Pour les leurres, il vaut mieux prendre des leurres de petite taille et de forme assez fine afin de garantir une animation verticale efficace. En effet, l’animation consistera en de petits twitch, canne à 45 degrés, afin de donner de la vie au leurre. Les temps d’animation seront entrecoupés d’arrêt assez courts.

Enfin, pour finir, mon montage préféré car le plus simple, le plus rapide à mettre en œuvre mais aussi le plus adaptable : le split-shot.
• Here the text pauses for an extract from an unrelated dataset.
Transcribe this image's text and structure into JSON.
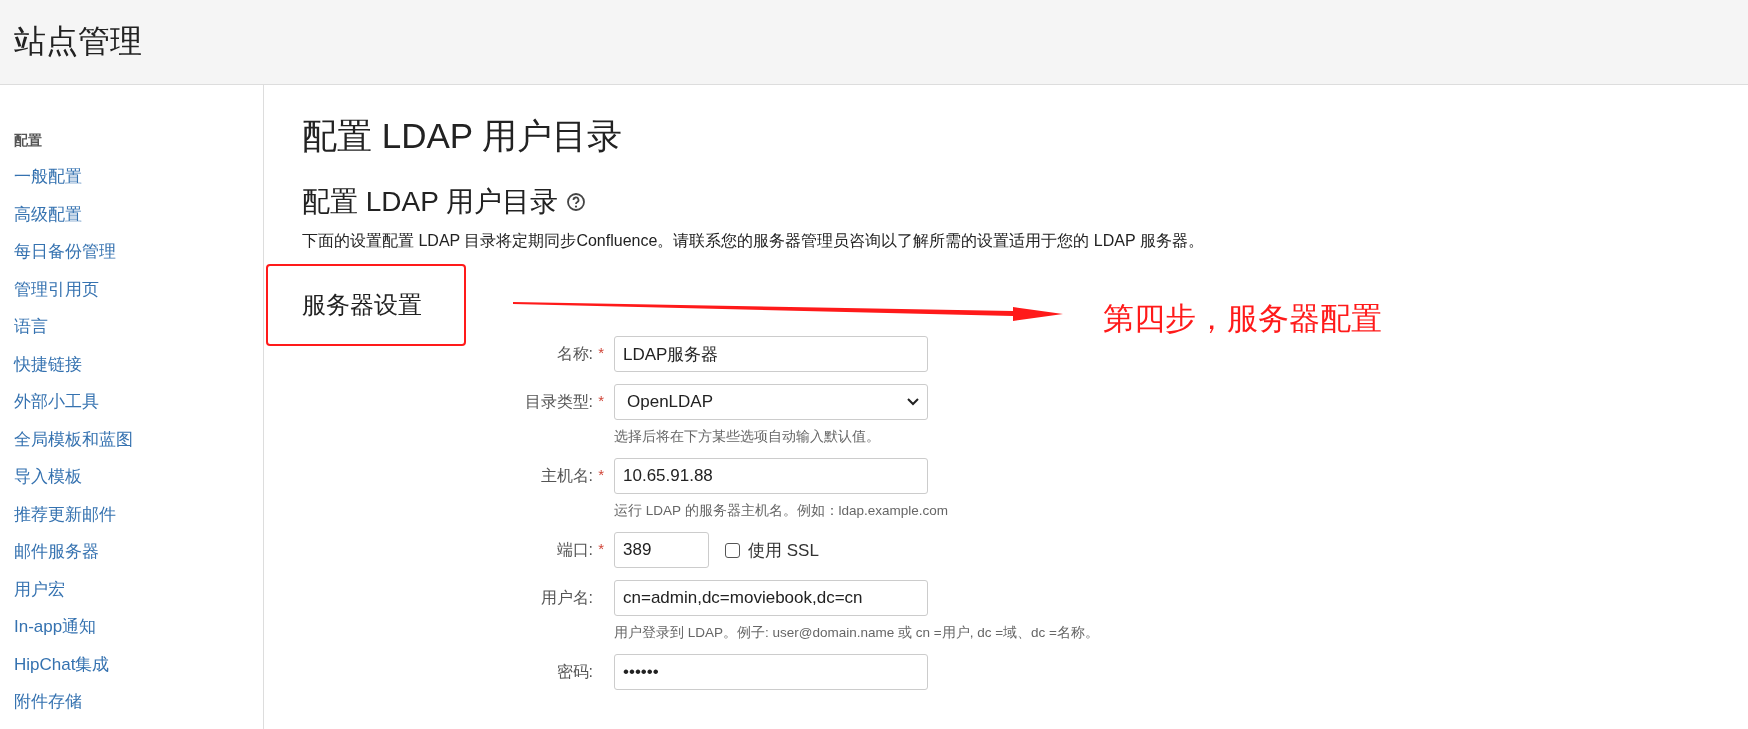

L’hameçon avec le leurre est fixé au bout de bas de ligne. Une chevrotine est pincée légèrement au-dessus du leurre. Au ras du leurre, cela devient un montage texan, 30 cm au-dessus un carolina pour fonds rocheux, 60 cm au-dessus et vous avez un carolina pour fond avec algues. En plus, il suffit de déplacer votre plomb de quelques centimètres pour vous adapter en quelques secondes à la nouvelle zone de pêche. Sans compter qu’il suffit parfois de quelques centimètres pour changer la nage du leurre et déclencher l’attaque du bar. Le montage le plus simple est parfois le plus efficace !!!

En conclusion, les leurres souples modernes associés à des montages spécifiques, apportent vraiment un plus pour la recherche du bar. Ils ne remplacent en rien les leurres durs mais ouvrent de nouvelles voies.
Attention simplement à ne pas tomber dans « le panneau » commercial.